Stock market investors lost some $169 billion last week, at least in paper value if they didn't actually sell declining stocks.
But they still own stock worth $6.329 trillion, according to the Wilshire Associates Equity Index, which measures the combined market value of all New York Stock Exchange, American Stock Exchange, and Nasdaq issues.
The concern on Wall Street - after sharp drops last Thursday and July 5 - is that last week's sizable price downturn will become a full-fledged "correction," or worse, a "bear market."
The market has been pummeled by lower-than-expected corporate earnings, especially in the high-tech sector, and a suspicion that the Federal Reserve will raise interest rates in the next few weeks.

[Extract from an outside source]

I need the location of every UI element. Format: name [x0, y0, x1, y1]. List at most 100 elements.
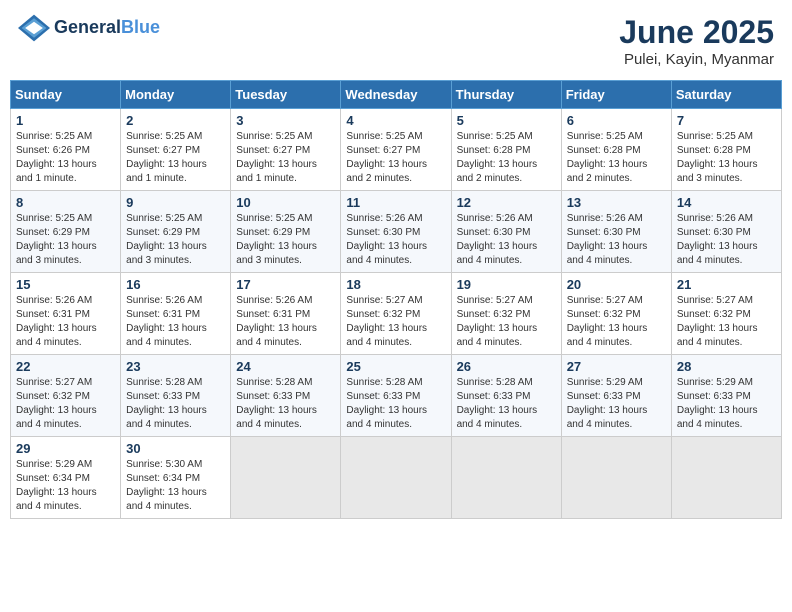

The Dow Jones industrial average is off 4.6 percent from its high on May 20; the Standard & Poor's 500 index is down 4.8 percent from its high on May 24. The technology-heavy Nasdaq composite index has tumbled almost 12 percent since June 5.
"It looks like we're in a correction," says Rao Chalasani, chief investment strategist at Chicago-based Everen Securities Inc., an investment house. "But we always get [market] rallies in an election year, so it should be over by the end of July or August."

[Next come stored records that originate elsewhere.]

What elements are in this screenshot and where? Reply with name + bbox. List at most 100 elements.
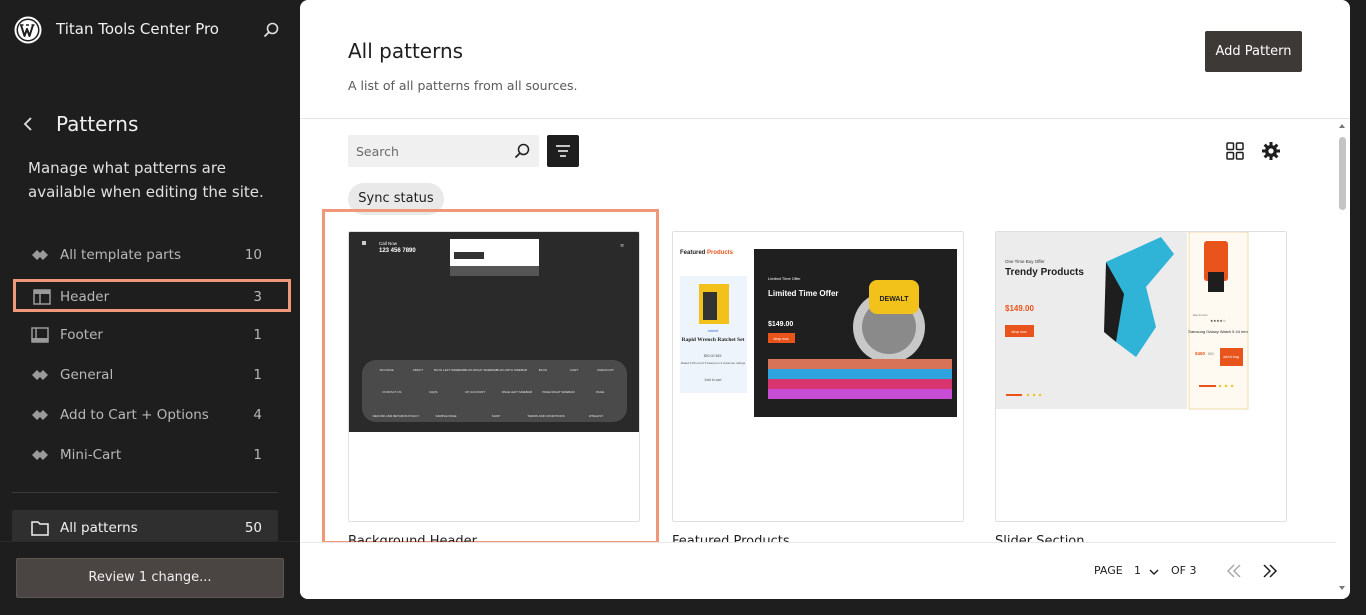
pattern-card-featured-products[interactable]: Featured Products ratchet Rapid Wrench R… (672, 231, 964, 522)
folder-icon (31, 521, 49, 536)
preview-nav-item: BLOG (539, 368, 548, 372)
pattern-card-background-header[interactable]: Call Now 123 456 7890 404 PAGE ABOUT BLOG … (348, 231, 640, 522)
preview-promo-price: $149.00 (768, 321, 793, 328)
preview-new-price: $45. (715, 354, 722, 358)
preview-kicker: One Time Buy Offer (1005, 259, 1045, 264)
preview-nav-item: WISHLIST (589, 414, 603, 418)
sidebar-item-all-template-parts[interactable]: All template parts 10 (16, 239, 284, 271)
sidebar-item-label: All patterns (60, 520, 138, 536)
pattern-preview: Featured Products ratchet Rapid Wrench R… (673, 232, 963, 521)
pattern-preview: One Time Buy Offer Trendy Products $149.… (996, 232, 1286, 521)
section-title: Patterns (56, 112, 139, 136)
review-changes-button[interactable]: Review 1 change... (16, 558, 284, 598)
sidebar-item-label: General (60, 367, 114, 383)
sidebar-item-mini-cart[interactable]: Mini-Cart 1 (16, 439, 284, 471)
preview-side-old: $50 (1208, 352, 1214, 356)
preview-call-label: Call Now (379, 241, 398, 246)
preview-nav-item: SAMPLE PAGE (435, 414, 456, 418)
search-icon[interactable] (262, 21, 280, 39)
pattern-card-slider-section[interactable]: One Time Buy Offer Trendy Products $149.… (995, 231, 1287, 522)
preview-side-btn: add to bag (1223, 355, 1239, 359)
main-panel: All patterns A list of all patterns from… (300, 0, 1350, 599)
sidebar-item-count: 1 (253, 447, 262, 463)
back-arrow-icon[interactable] (18, 114, 38, 134)
page-title: All patterns (348, 39, 464, 63)
sidebar-item-footer[interactable]: Footer 1 (16, 319, 284, 351)
sidebar: Titan Tools Center Pro Patterns Manage w… (0, 0, 300, 615)
sidebar-item-count: 4 (253, 407, 262, 423)
preview-promo-brand: DEWALT (879, 296, 909, 303)
preview-nav-item: TERMS AND CONDITIONS (527, 414, 564, 418)
preview-nav-item: SHOP (492, 414, 501, 418)
preview-old-price: $50.00 (704, 354, 715, 358)
scrollbar-thumb[interactable] (1339, 137, 1346, 210)
sidebar-item-label: All template parts (60, 247, 181, 263)
sidebar-item-count: 10 (244, 247, 262, 263)
svg-text:Featured Products: Featured Products (680, 250, 734, 256)
preview-btn: shop now (1012, 330, 1027, 334)
footer-icon (31, 327, 49, 343)
wordpress-logo-icon[interactable] (14, 16, 42, 44)
preview-nav-item: REFUND AND RETURNS POLICY (373, 414, 420, 418)
svg-text:$50.00 $45.: $50.00 $45. (704, 354, 723, 358)
page-description: A list of all patterns from all sources. (348, 78, 578, 93)
preview-side-name: Samsung Galaxy Watch 5 44 mm (1188, 329, 1248, 334)
header-icon (33, 289, 51, 305)
filter-button[interactable] (547, 135, 579, 167)
sidebar-item-label: Footer (60, 327, 103, 343)
preview-rating: Rated 4.00 out of 5 based on 4 customer … (681, 361, 746, 365)
first-page-icon[interactable] (1224, 561, 1244, 581)
symbol-icon (32, 250, 48, 260)
preview-nav-item: CART (570, 368, 578, 372)
preview-cta: Add to cart (705, 378, 722, 382)
sidebar-item-add-to-cart-options[interactable]: Add to Cart + Options 4 (16, 399, 284, 431)
preview-side-cat: Electronics (1193, 313, 1208, 317)
symbol-icon (32, 370, 48, 380)
add-pattern-button[interactable]: Add Pattern (1205, 31, 1302, 72)
preview-nav-item: FAQS (429, 390, 437, 394)
preview-nav-item: ABOUT (413, 368, 424, 372)
chevron-down-icon[interactable] (1148, 566, 1160, 578)
symbol-icon (32, 450, 48, 460)
site-name[interactable]: Titan Tools Center Pro (56, 20, 219, 38)
sidebar-item-count: 50 (244, 520, 262, 536)
preview-heading-b: Products (707, 250, 734, 256)
svg-text:≡: ≡ (620, 243, 624, 249)
preview-product-cat: ratchet (708, 329, 719, 333)
preview-nav-item: BLOG LEFT SIDEBAR (434, 368, 465, 372)
symbol-icon (32, 410, 48, 420)
sidebar-item-count: 1 (253, 367, 262, 383)
grid-view-icon[interactable] (1225, 141, 1245, 161)
sidebar-item-label: Header (60, 289, 110, 305)
last-page-icon[interactable] (1260, 561, 1280, 581)
site-header: Titan Tools Center Pro (0, 0, 300, 60)
page-select[interactable]: 1 (1134, 564, 1141, 577)
preview-side-price: $450 (1195, 351, 1206, 356)
search-input[interactable] (348, 135, 508, 167)
svg-text:★★★★☆: ★★★★☆ (1210, 319, 1226, 323)
preview-promo-label: Limited Time Offer (768, 276, 801, 281)
preview-promo-btn: shop now (774, 337, 789, 341)
sidebar-item-label: Mini-Cart (60, 447, 122, 463)
page-label: PAGE (1094, 564, 1123, 577)
sidebar-item-count: 3 (253, 289, 262, 305)
preview-phone: 123 456 7890 (379, 248, 416, 254)
preview-nav-item: PAGE LEFT SIDEBAR (502, 390, 533, 394)
preview-nav-item: PAGE RIGHT SIDEBAR (542, 390, 575, 394)
search-icon (514, 143, 530, 159)
preview-title: Trendy Products (1005, 267, 1084, 278)
preview-nav-item: PAGE (596, 390, 604, 394)
preview-nav-item: CONTACT US (382, 390, 401, 394)
preview-nav-item: BLOG RIGHT SIDEBAR (464, 368, 497, 372)
preview-heading-a: Featured (680, 250, 706, 256)
sidebar-item-general[interactable]: General 1 (16, 359, 284, 391)
search-field[interactable] (348, 135, 539, 167)
preview-promo-title: Limited Time Offer (768, 289, 839, 298)
preview-nav-item: BLOG WITH SIDEBAR (496, 368, 528, 372)
gear-icon[interactable] (1260, 140, 1282, 162)
preview-product-name: Rapid Wrench Ratchet Set (682, 337, 745, 343)
preview-nav-item: 404 PAGE (380, 368, 394, 372)
page-total: OF 3 (1171, 564, 1197, 577)
sidebar-item-header[interactable]: Header 3 (13, 279, 291, 312)
pattern-preview: Call Now 123 456 7890 404 PAGE ABOUT BLOG … (349, 232, 639, 432)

"We're in a correction," says Gene Jay Seagle, who heads Tactics & Technics, a private stock-market consulting firm in Weston, Conn. "What I'm wondering now is if I'm also sniffing a bear market."

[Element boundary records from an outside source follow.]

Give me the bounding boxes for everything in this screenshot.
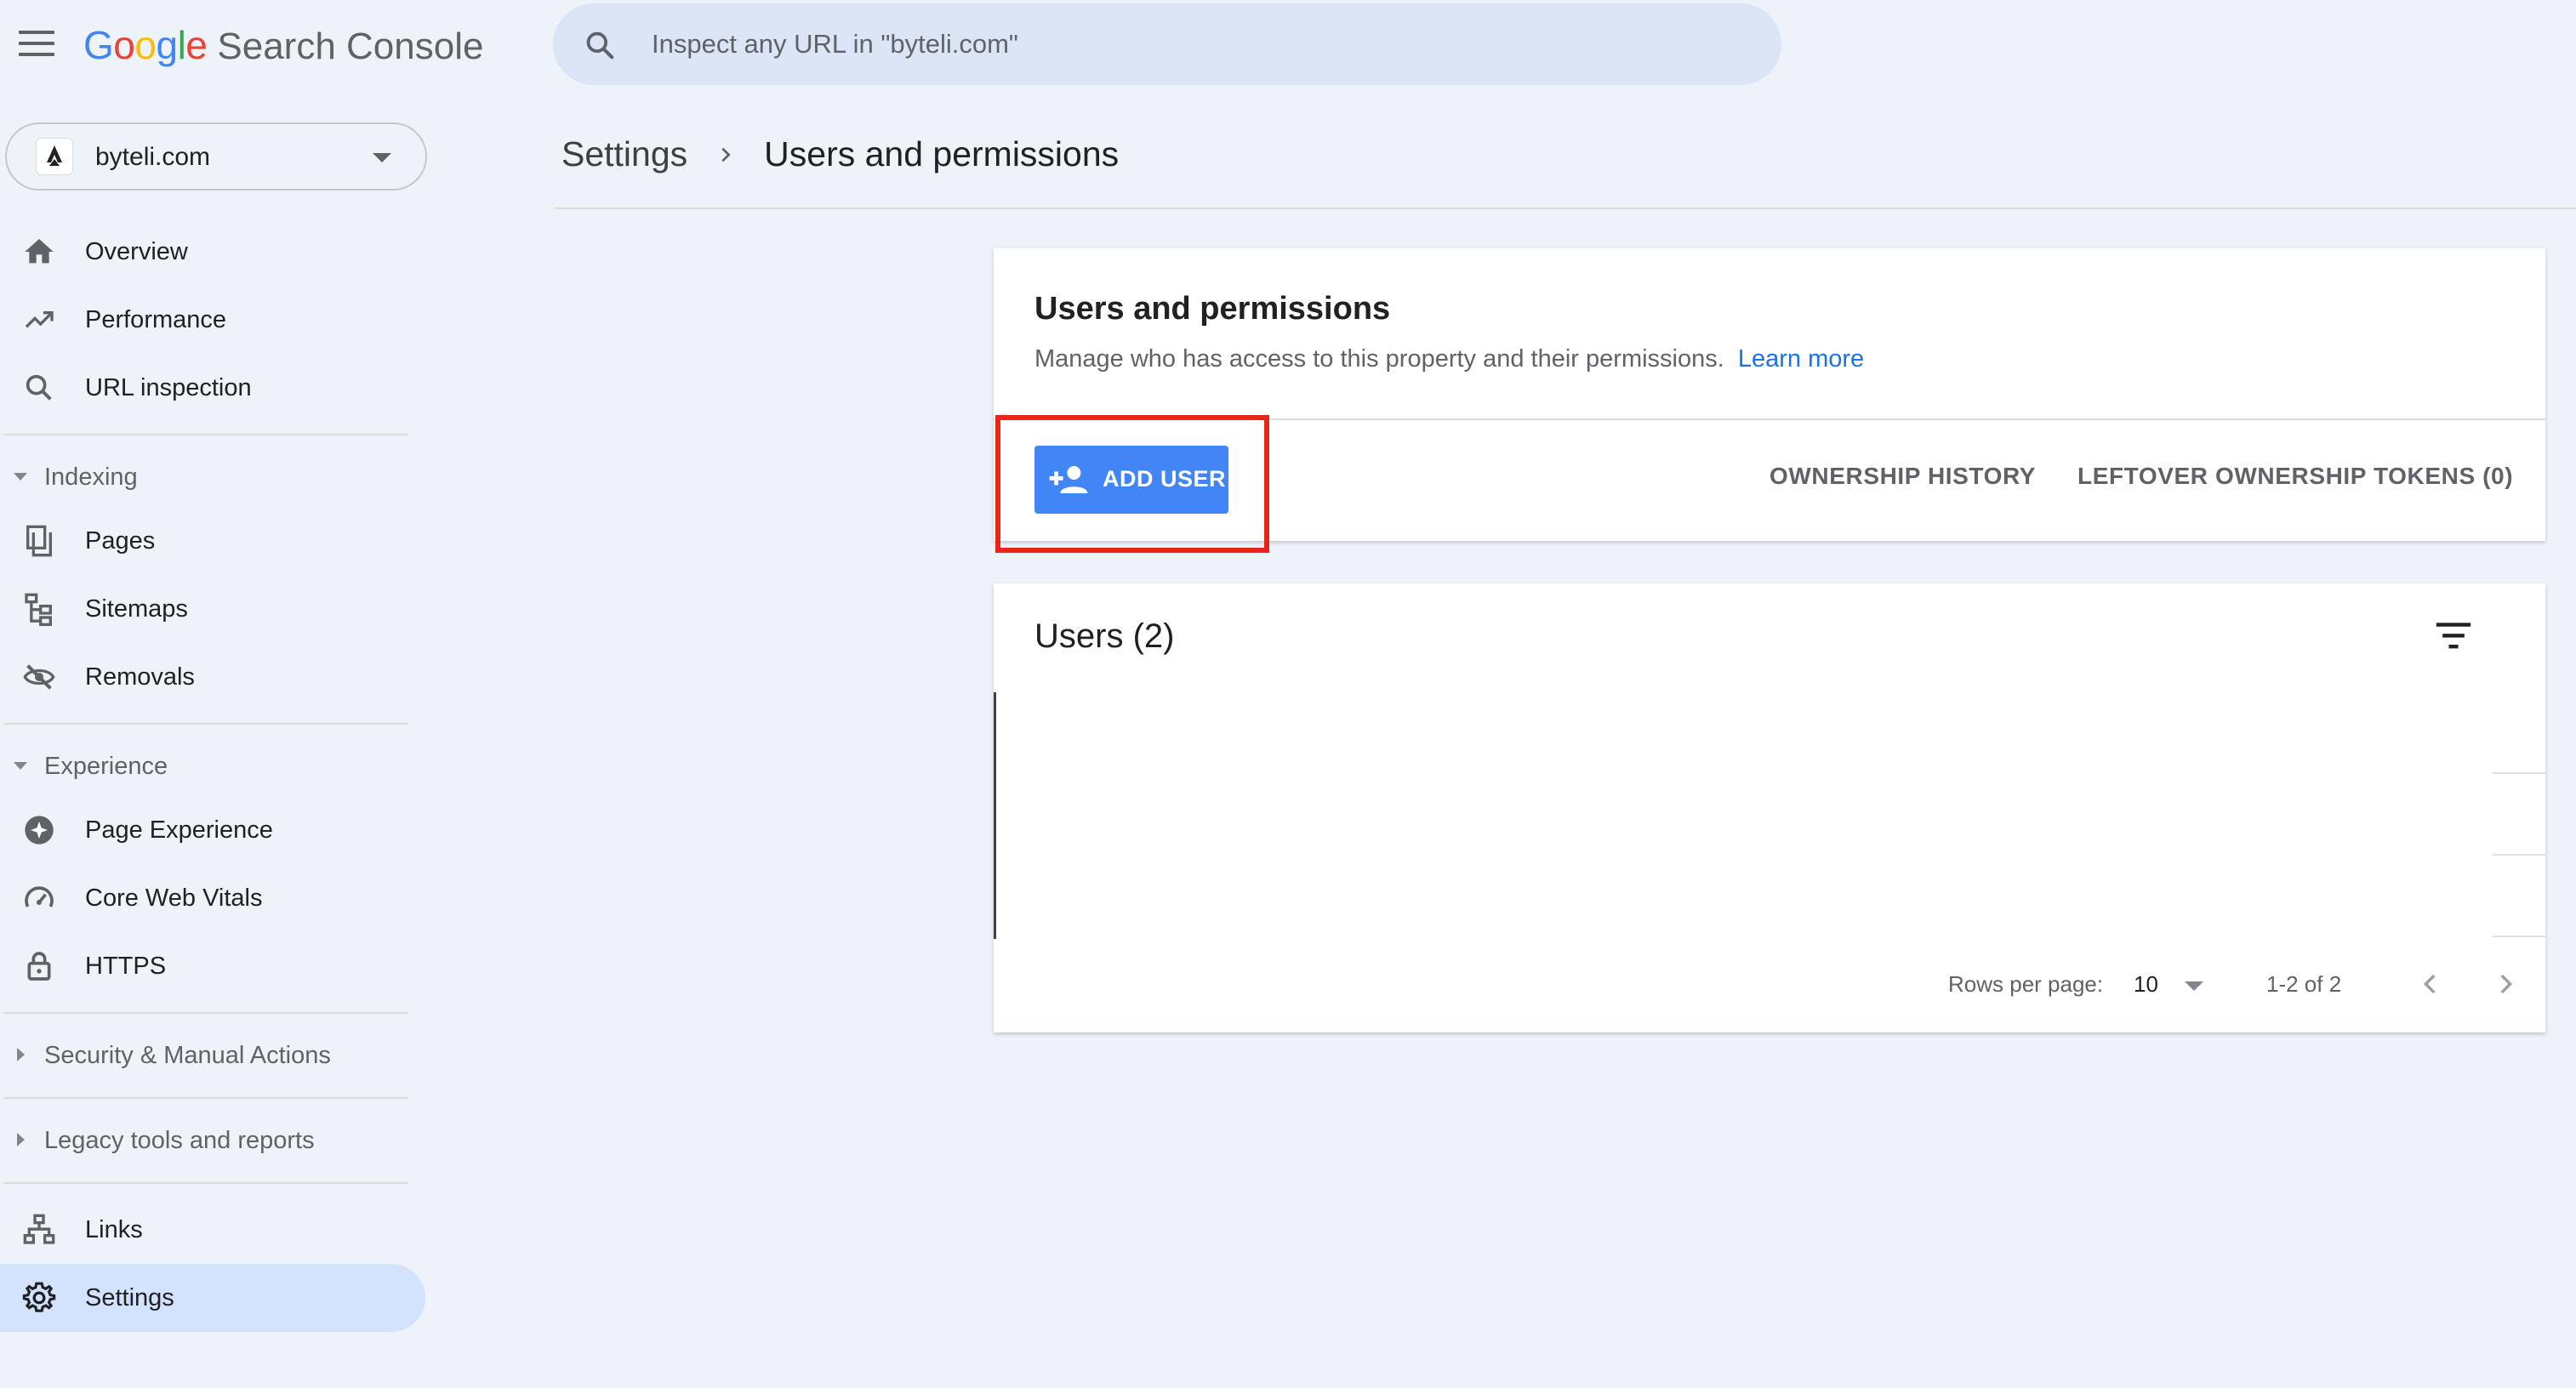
users-table-card: Users (2) Rows per page: 10 1-2 of 2 [994, 583, 2545, 1032]
header-divider [555, 208, 2576, 209]
sidebar-group-security[interactable]: Security & Manual Actions [0, 1026, 434, 1085]
sidebar-item-label: HTTPS [85, 952, 167, 980]
sidebar-divider [3, 1012, 408, 1014]
sidebar-item-https[interactable]: HTTPS [0, 932, 425, 1000]
person-add-icon [1049, 466, 1088, 493]
sidebar-item-label: Pages [85, 526, 156, 555]
gear-icon [22, 1282, 56, 1312]
sidebar-item-label: Sitemaps [85, 594, 188, 623]
links-icon [23, 1214, 55, 1244]
sidebar-item-core-web-vitals[interactable]: Core Web Vitals [0, 864, 425, 932]
property-favicon-icon [36, 138, 73, 175]
expand-less-icon [14, 473, 27, 481]
table-row-divider [2493, 772, 2545, 774]
sidebar-group-legacy[interactable]: Legacy tools and reports [0, 1111, 434, 1170]
table-row-divider [2493, 854, 2545, 856]
rows-per-page-select[interactable]: 10 [2134, 971, 2158, 998]
property-name: byteli.com [95, 143, 211, 171]
users-table-title: Users (2) [1034, 617, 1175, 655]
speedometer-icon [25, 886, 54, 907]
description-text: Manage who has access to this property a… [1034, 345, 1724, 373]
pagination-range: 1-2 of 2 [2266, 971, 2342, 997]
sidebar-item-label: Performance [85, 305, 227, 333]
chevron-right-icon [17, 1048, 25, 1061]
chevron-right-icon [17, 1133, 25, 1146]
sitemap-icon [25, 593, 52, 626]
card-description: Manage who has access to this property a… [1034, 345, 1864, 373]
sidebar-item-sitemaps[interactable]: Sitemaps [0, 575, 425, 643]
menu-icon-bar [19, 42, 54, 45]
sidebar-divider [3, 434, 408, 435]
sidebar-group-label: Security & Manual Actions [44, 1041, 331, 1069]
home-icon [25, 239, 54, 264]
previous-page-icon[interactable] [2416, 970, 2445, 998]
visibility-off-icon [23, 664, 55, 690]
lock-icon [27, 952, 51, 981]
sidebar-group-label: Indexing [44, 463, 138, 491]
breadcrumb: Settings Users and permissions [561, 134, 1119, 174]
leftover-ownership-tokens-button[interactable]: LEFTOVER OWNERSHIP TOKENS (0) [2077, 463, 2513, 490]
sidebar-item-label: Removals [85, 663, 195, 691]
table-row-divider [2493, 936, 2545, 937]
ownership-history-button[interactable]: OWNERSHIP HISTORY [1770, 463, 2036, 490]
main-menu-button[interactable] [19, 31, 54, 60]
sidebar-item-page-experience[interactable]: Page Experience [0, 796, 425, 864]
add-user-button[interactable]: ADD USER [1034, 446, 1228, 514]
url-inspection-search[interactable] [553, 3, 1781, 85]
search-icon [26, 374, 52, 401]
pages-icon [26, 525, 52, 557]
sidebar-item-overview[interactable]: Overview [0, 218, 425, 286]
table-edge-line [994, 692, 996, 939]
sidebar-divider [3, 1182, 408, 1184]
sidebar-group-experience[interactable]: Experience [0, 737, 434, 796]
sidebar-item-links[interactable]: Links [0, 1196, 425, 1264]
sidebar-item-label: Links [85, 1215, 143, 1243]
learn-more-link[interactable]: Learn more [1738, 345, 1864, 373]
rows-per-page-label: Rows per page: [1948, 971, 2104, 997]
users-permissions-card: Users and permissions Manage who has acc… [994, 248, 2545, 541]
chevron-down-icon[interactable] [2185, 981, 2203, 991]
google-wordmark: Google [83, 23, 208, 67]
sidebar-item-url-inspection[interactable]: URL inspection [0, 354, 425, 422]
property-logo-icon [47, 145, 62, 166]
breadcrumb-settings-link[interactable]: Settings [561, 134, 687, 174]
sidebar-item-label: Page Experience [85, 816, 273, 844]
product-logo[interactable]: Google Search Console [83, 22, 483, 70]
sidebar-item-performance[interactable]: Performance [0, 286, 425, 354]
page-title: Users and permissions [764, 134, 1120, 174]
sidebar-group-indexing[interactable]: Indexing [0, 447, 434, 507]
sidebar-item-label: Core Web Vitals [85, 884, 263, 912]
sidebar-divider [3, 723, 408, 725]
chevron-right-icon [721, 147, 731, 162]
sidebar-item-label: Overview [85, 237, 188, 265]
sidebar-item-removals[interactable]: Removals [0, 643, 425, 711]
sidebar-item-pages[interactable]: Pages [0, 507, 425, 575]
search-input[interactable] [652, 22, 1741, 66]
search-icon[interactable] [584, 29, 616, 61]
sidebar-nav: Overview Performance URL inspection Inde… [0, 218, 434, 1332]
trending-up-icon [25, 311, 54, 328]
menu-icon-bar [19, 53, 54, 56]
chevron-down-icon [373, 153, 391, 162]
search-console-app: Google Search Console byteli.com Overvie… [0, 0, 2576, 1388]
page-experience-icon [25, 816, 54, 845]
sidebar-item-label: Settings [85, 1283, 174, 1311]
expand-less-icon [14, 762, 27, 770]
filter-list-icon[interactable] [2435, 619, 2472, 651]
property-selector[interactable]: byteli.com [5, 122, 427, 191]
card-divider [994, 418, 2545, 420]
sidebar-divider [3, 1097, 408, 1099]
card-title: Users and permissions [1034, 291, 1391, 327]
add-user-label: ADD USER [1103, 466, 1227, 492]
next-page-icon[interactable] [2491, 970, 2520, 998]
sidebar-item-label: URL inspection [85, 373, 252, 401]
sidebar-group-label: Legacy tools and reports [44, 1126, 315, 1154]
sidebar-item-settings[interactable]: Settings [0, 1264, 425, 1332]
menu-icon-bar [19, 31, 54, 34]
product-name: Search Console [217, 26, 484, 67]
sidebar-group-label: Experience [44, 752, 168, 780]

In Wall Street terminology, a "correction" is seen as a decline in the market of from 5 to 15 percent. In a bear market, price indexes can plummet by more than 20 percent. Millions of investors have never experienced a real bear market.
The last protracted bear market occurred in 1973 and 1974. "It was like Chinese water torture," says one longtime market watcher here. "Month after month would go by, and your stocks would either be going down, or, if you were fortunate, just staying where they were. But nothing ever went up."
Seagle does not see evidence of a protracted bear market, given the underlying strength of the US economy.
"Trading has been thin, with many people away on vacation, so sell-offs can seem more pronounced than they actually are. So far, it looks like a normal correction," Seagle says. "But one probably shouldn't buy into this market without some care now." The key to investing during the next few months, he says, is buying only stocks having solid underlying value.
A long-time market "technician," or trend watcher, Seagle expects to see prices supported by investors during the next few weeks at "around 5,400 points" on the Dow. "I would be very concerned if the market were to [drop below] the 5,400 point level." The Dow ended last week at 5510.56.
"The market is definitely on the defensive," says Hildegard Zagorski, an analyst at Prudential Securities Inc. in New York. She says the verdict is still out on exactly what stage the market is heading into - be it bull or bear.
Philip Tasho, chief investment officer for Washington-based RIMCO, the Riggs Investment Management Corp., says a modest correction of about 5 percent - which he says may be under way - is "healthy." "This will produce some better buying opportunities and shake out weaker investors," he says. Mr. Tasho reckons that the bull market will resume in the months ahead, as investors realize that inflation is under control. "No one can raise prices now."
The current bull market has thundered upward for just a few months shy of six years, the second-longest bull market since World War II.